The Fischer family has produced wine on the Danube’s southern banks for centuries, from holdings in and around their home village of Rossatz, in the eastern stretches of the Wachau. The winery itself traces its roots to 1898, and today fifth-generation Josef Fischer (or “Joe,” to distinguish him from his father—also named Josef) works 11 hectares of Grüner Veltliner and Riesling from several of Rossatz’s top sites. Only a small percentage of Wachau winegrowers work organically, due to the immense amount of manual labor required to farm on the region’s terraces; Joe, however, works completely without synthetic chemicals in his beautifully tended vineyards, and the winery is certified organic. He inherited this deep respect for sustainability from his father, who, in a true instance of living up to one’s surname, has been engaged in a decades-long passion project of breeding the fabled but near-extinct Huchen—the royal fish of the Habsburgs—and repopulating the river with them. (The wines’ striking front labels pay homage to Josef’s pursuit.)

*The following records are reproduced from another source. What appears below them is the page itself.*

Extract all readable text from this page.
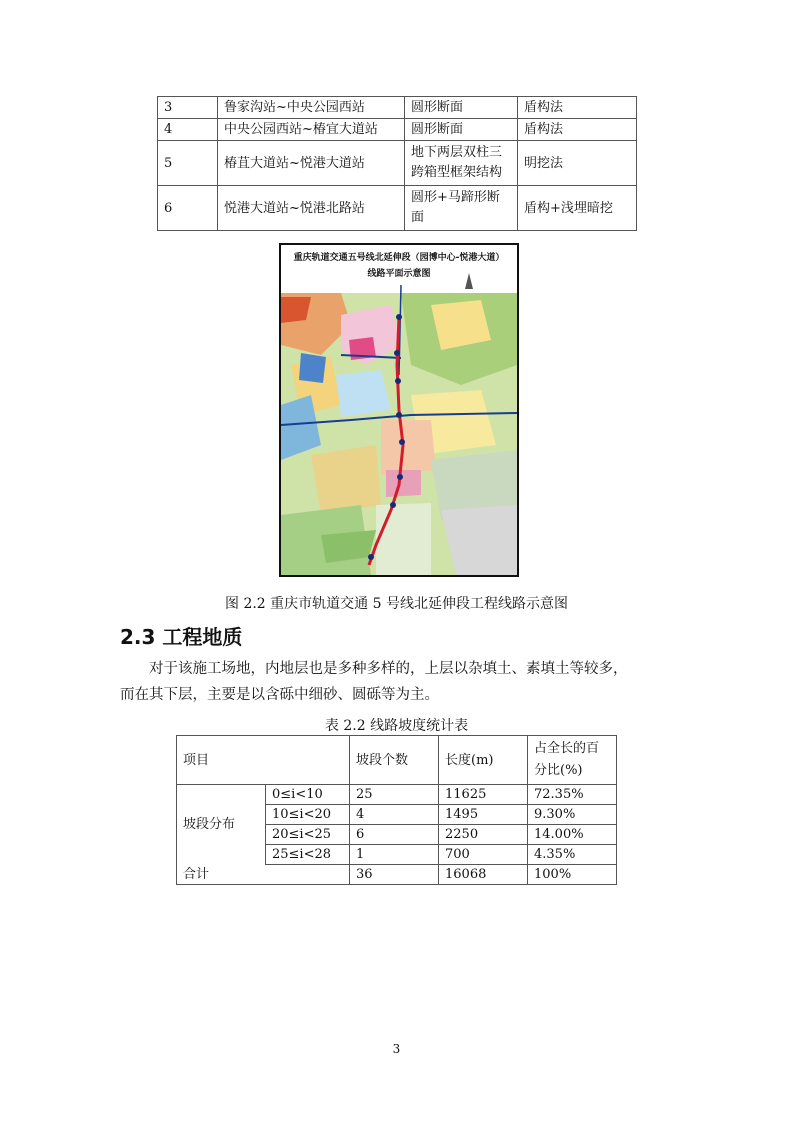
3	鲁家沟站~中央公园西站	圆形断面	盾构法
4	中央公园西站~椿宜大道站	圆形断面	盾构法
5	椿苴大道站~悦港大道站	地下两层双柱三跨箱型框架结构	明挖法
6	悦港大道站~悦港北路站	圆形+马蹄形断面	盾构+浅埋暗挖
重庆轨道交通五号线北延伸段（园博中心-悦港大道）
线路平面示意图
图 2.2 重庆市轨道交通 5 号线北延伸段工程线路示意图
2.3 工程地质
对于该施工场地，内地层也是多种多样的，上层以杂填土、素填土等较多，
而在其下层，主要是以含砾中细砂、圆砾等为主。
表 2.2 线路坡度统计表
项目		坡段个数	长度(m)	占全长的百分比(%)
坡段分布	0≤i<10	25	11625	72.35%
	10≤i<20	4	1495	9.30%
	20≤i<25	6	2250	14.00%
	25≤i<28	1	700	4.35%
合计		36	16068	100%
3
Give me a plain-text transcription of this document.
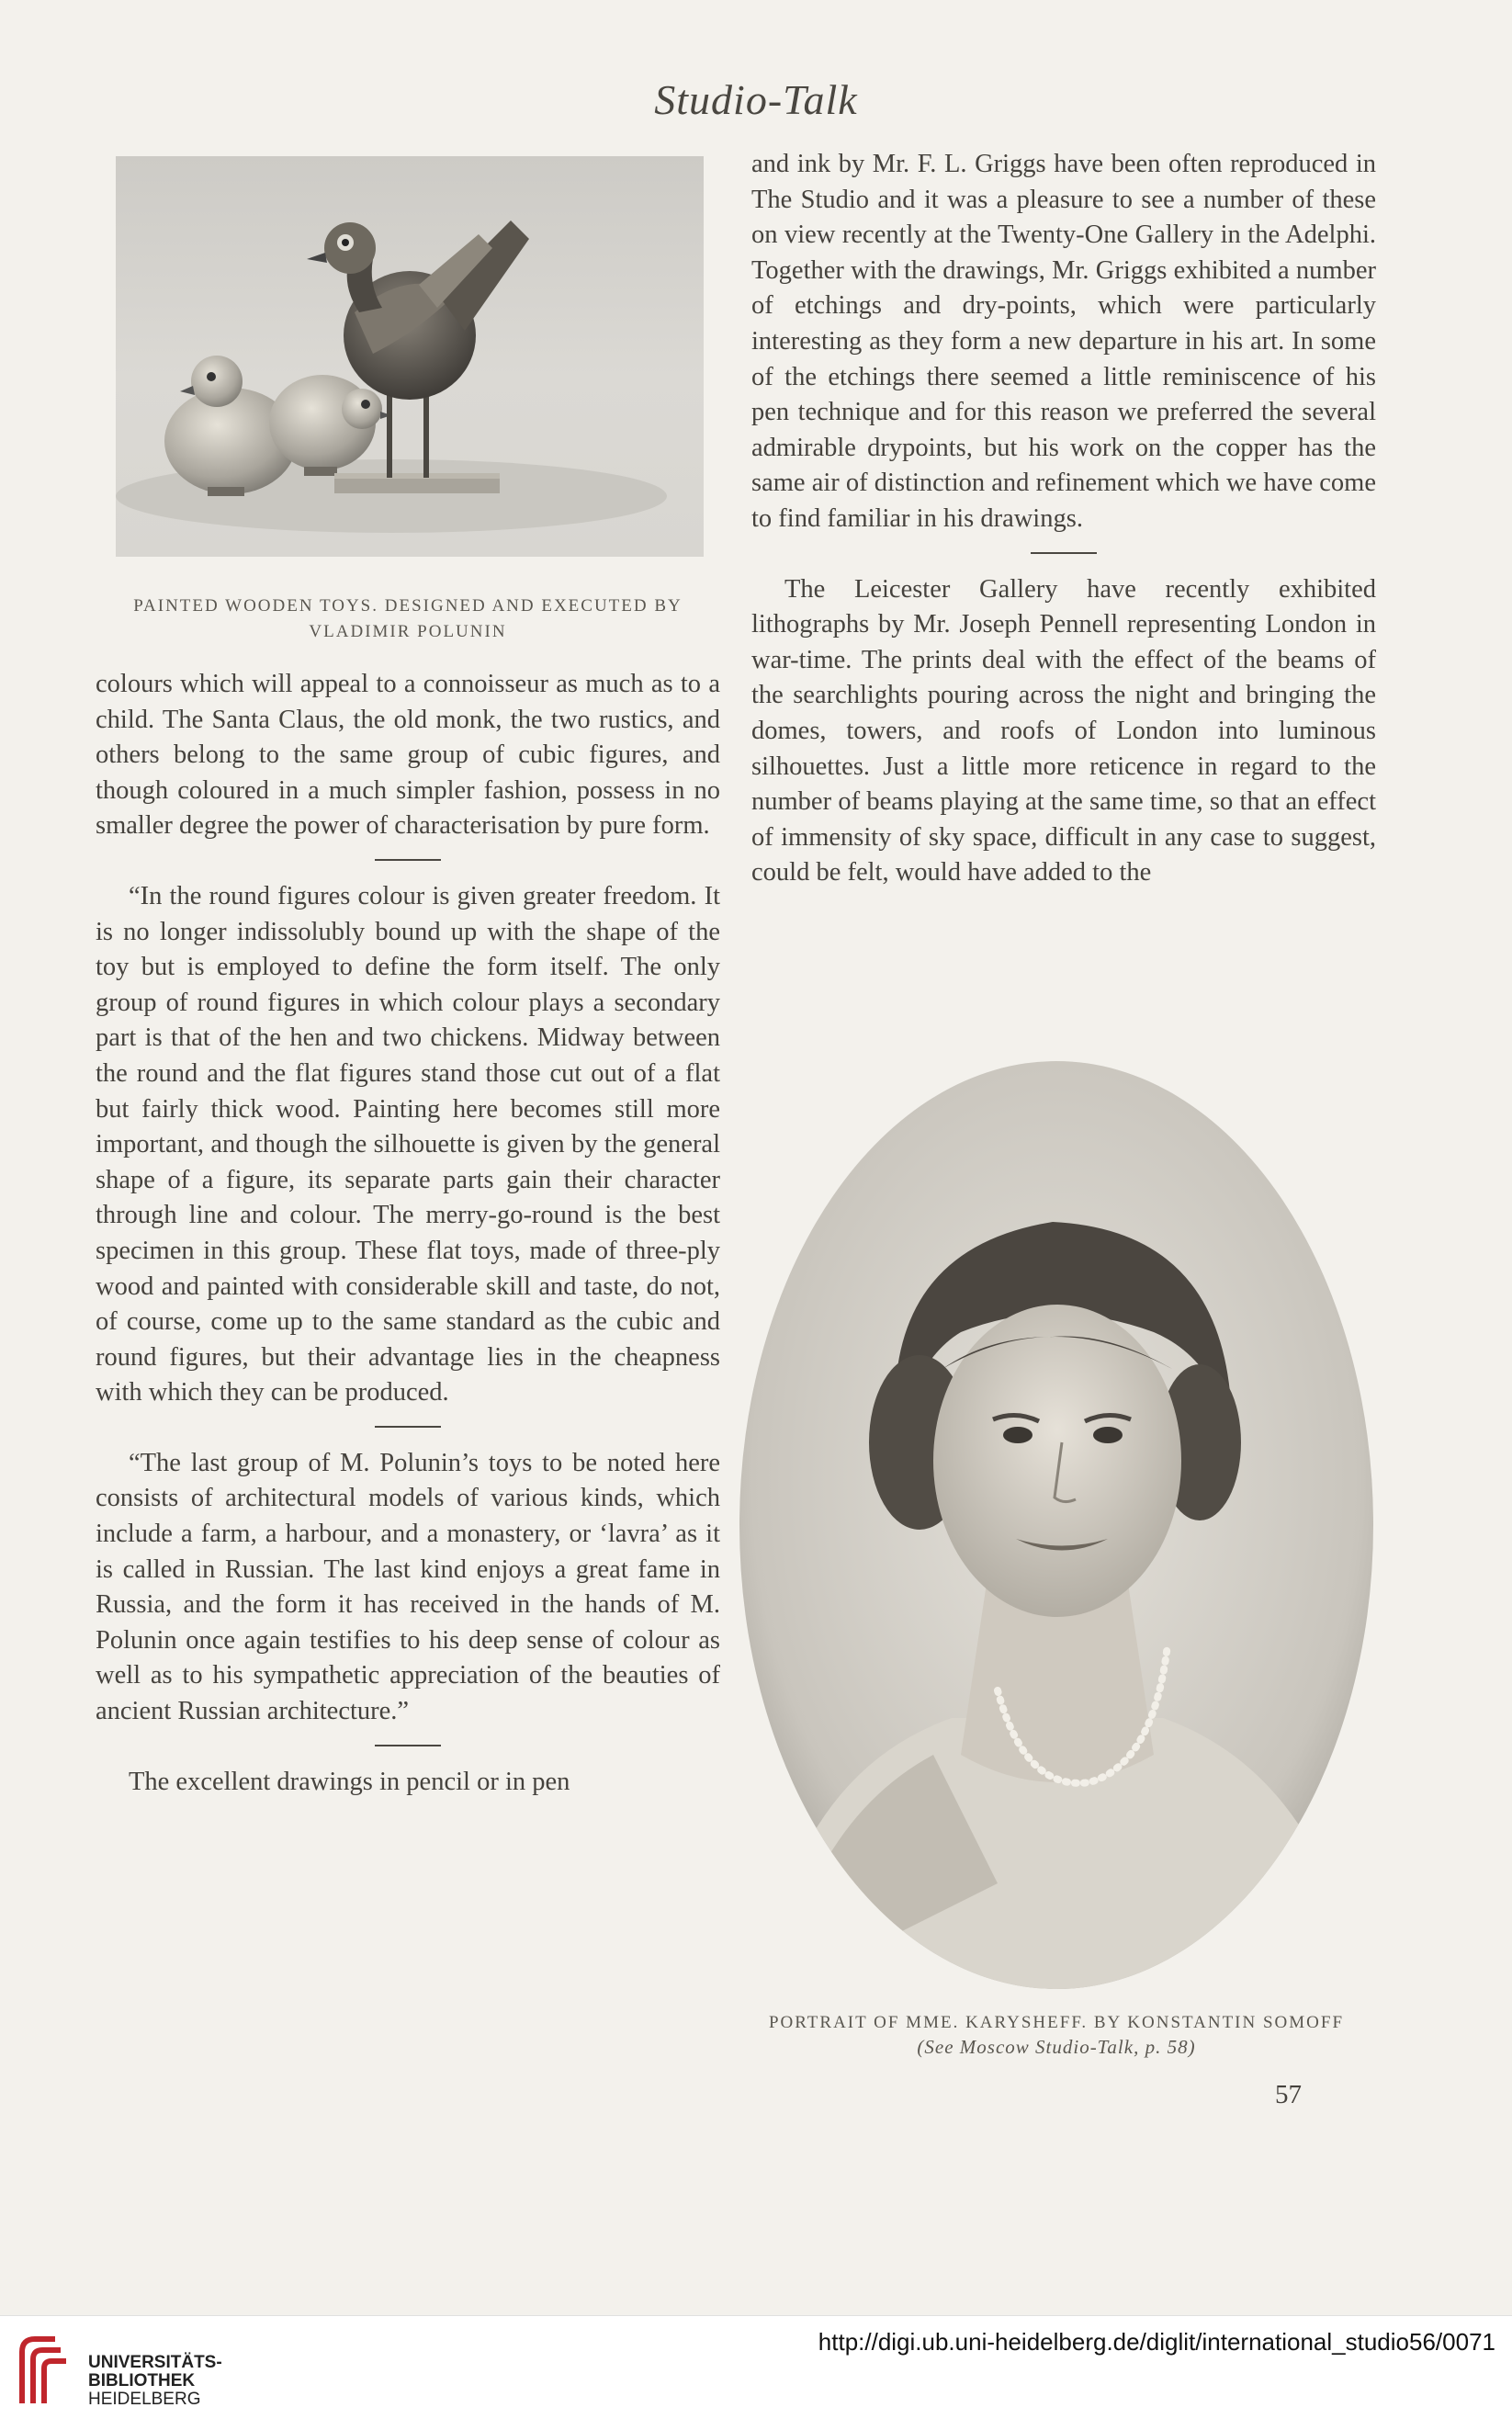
Studio-Talk
PAINTED WOODEN TOYS. DESIGNED AND EXECUTED BY
VLADIMIR POLUNIN

colours which will appeal to a connoisseur as much as to a child. The Santa Claus, the old monk, the two rustics, and others belong to the same group of cubic figures, and though coloured in a much simpler fashion, possess in no smaller degree the power of characterisation by pure form.

“In the round figures colour is given greater freedom. It is no longer indissolubly bound up with the shape of the toy but is employed to define the form itself. The only group of round figures in which colour plays a secondary part is that of the hen and two chickens. Midway between the round and the flat figures stand those cut out of a flat but fairly thick wood. Painting here becomes still more important, and though the silhouette is given by the general shape of a figure, its separate parts gain their character through line and colour. The merry-go-round is the best specimen in this group. These flat toys, made of three-ply wood and painted with considerable skill and taste, do not, of course, come up to the same standard as the cubic and round figures, but their advantage lies in the cheapness with which they can be produced.

“The last group of M. Polunin’s toys to be noted here consists of architectural models of various kinds, which include a farm, a harbour, and a monastery, or ‘lavra’ as it is called in Russian. The last kind enjoys a great fame in Russia, and the form it has received in the hands of M. Polunin once again testifies to his deep sense of colour as well as to his sympathetic appreciation of the beauties of ancient Russian architecture.”

The excellent drawings in pencil or in pen

and ink by Mr. F. L. Griggs have been often reproduced in The Studio and it was a pleasure to see a number of these on view recently at the Twenty-One Gallery in the Adelphi. Together with the drawings, Mr. Griggs exhibited a number of etchings and dry-points, which were particularly interesting as they form a new departure in his art. In some of the etchings there seemed a little reminiscence of his pen technique and for this reason we preferred the several admirable drypoints, but his work on the copper has the same air of distinction and refinement which we have come to find familiar in his drawings.

The Leicester Gallery have recently exhibited lithographs by Mr. Joseph Pennell representing London in war-time. The prints deal with the effect of the beams of the searchlights pouring across the night and bringing the domes, towers, and roofs of London into luminous silhouettes. Just a little more reticence in regard to the number of beams playing at the same time, so that an effect of immensity of sky space, difficult in any case to suggest, could be felt, would have added to the

PORTRAIT OF MME. KARYSHEFF. BY KONSTANTIN SOMOFF
(See Moscow Studio-Talk, p. 58)
57
UNIVERSITÄTS-
BIBLIOTHEK
HEIDELBERG
http://digi.ub.uni-heidelberg.de/diglit/international_studio56/0071
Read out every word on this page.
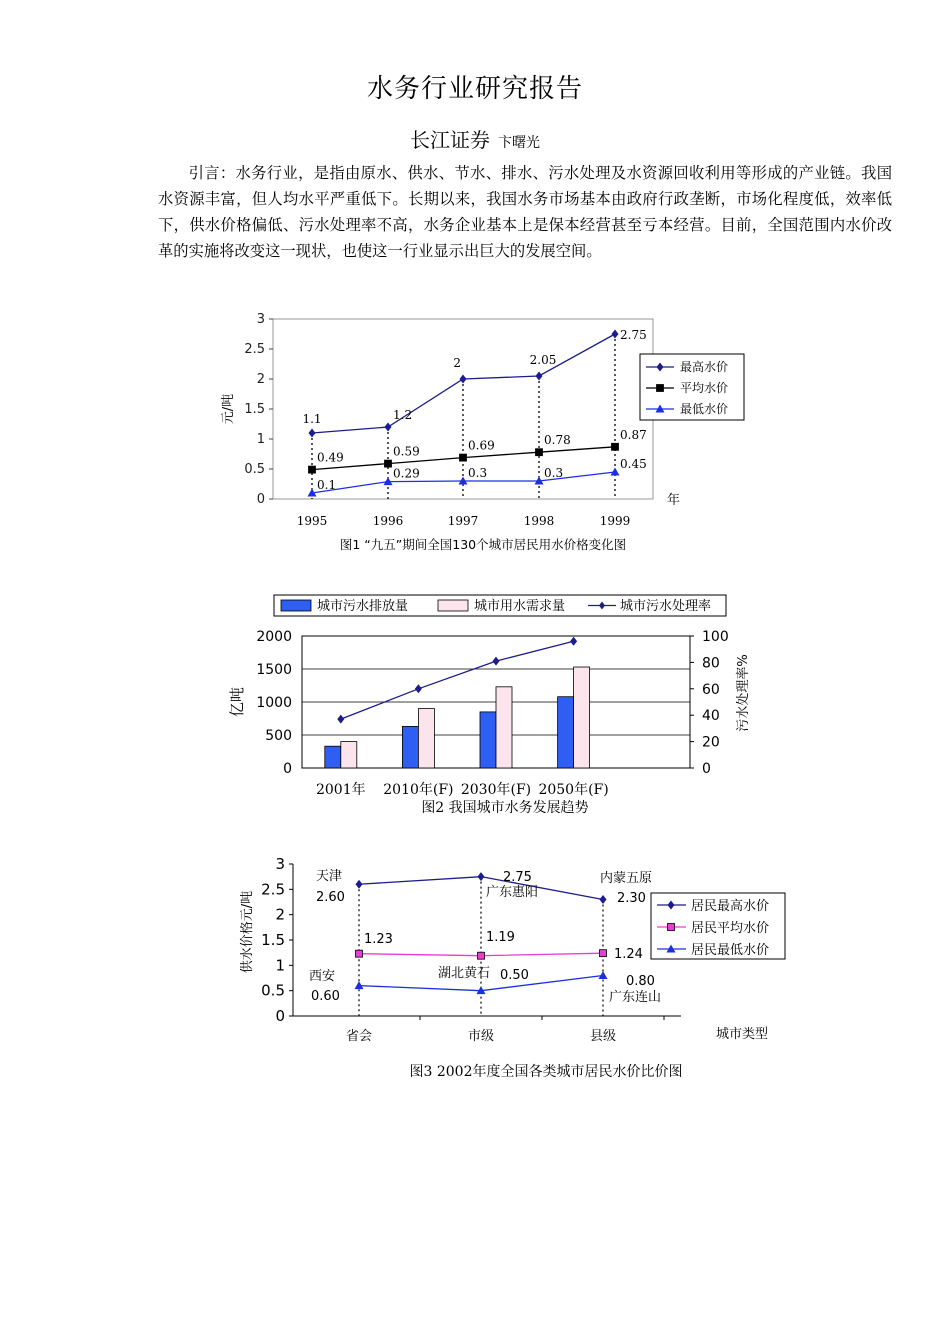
水务行业研究报告
长江证券 卞曙光

引言：水务行业，是指由原水、供水、节水、排水、污水处理及水资源回收利用等形成的产业链。我国水资源丰富，但人均水平严重低下。长期以来，我国水务市场基本由政府行政垄断，市场化程度低，效率低下，供水价格偏低、污水处理率不高，水务企业基本上是保本经营甚至亏本经营。目前，全国范围内水价改革的实施将改变这一现状，也使这一行业显示出巨大的发展空间。

0
0.5
1
1.5
2
2.5
3
元/吨
年
1995	1996	1997	1998	1999
1.1	1.2
2	2.05
2.75
0.49	0.59	0.69	0.78	0.87
0.1
0.29	0.3	0.3
0.45
最高水价
平均水价
最低水价
图1 “九五”期间全国130个城市居民用水价格变化图
城市污水排放量	城市用水需求量	城市污水处理率
0
500
1000
1500
2000
0
20
40
60
80
100
亿吨	污水处理率%
2001年 2010年(F) 2030年(F) 2050年(F)
图2 我国城市水务发展趋势
0
0.5
1
1.5
2
2.5
3
供水价格元/吨
城市类型
省会	市级	县级
天津
2.60
2.75
广东惠阳
内蒙五原
2.30
1.23	1.19
1.24
西安
0.60
湖北黄石 0.50	0.80
广东连山
居民最高水价
居民平均水价
居民最低水价
图3 2002年度全国各类城市居民水价比价图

Several years ago, Joe—whose star is definitively on the rise in the Wachau—completed construction on a brand-new cellar which allows him to work with the utmost sensitivity and restraint. He aims to influence the wines as little as possible during fermentation and aging, and to that end he allows all fermentations to proceed spontaneously, employing a battalion of smaller tanks so that each small parcel can be vinified and matured separately. Malolactic fermentation is not blocked, but it only proceeds in certain instances—nearly always with the Smaragd-level wines, and only occasionally with the earlier-picked offerings.
Josef “Pepi” Sr, entrusting his son to take over the winemaking, is now devoting his time to his great passion for raising Huchen, a nearly extinct great fish of the Danube. His great respect for nature and the sustainability of this fish inspired the wine labels.
It is important to note that, historically speaking, the Wachau’s most coveted sites have been found along the northern banks of the Danube; here, vineyards tilt southward like solar panels, ensuring full phenolic maturity even in difficult vintages. However, as the climate has warmed over the past couple of decades, growers on these northern banks have occasionally struggled to produce wines of finesse and balance. As is the case in winegrowing regions across Europe, what used to be sweet spots for ripening now suffer from an excess of warmth with increasing frequency. Today, in fact, the vineyards on the southern side of the Danube, planted on north-facing slopes typically less extreme in incline, attain ripeness with greater certainty each vintage than they did in years past, and wines from these less solar sites tend to display a sense of effortless freshness and lift that sometimes eludes their neighbors across the river.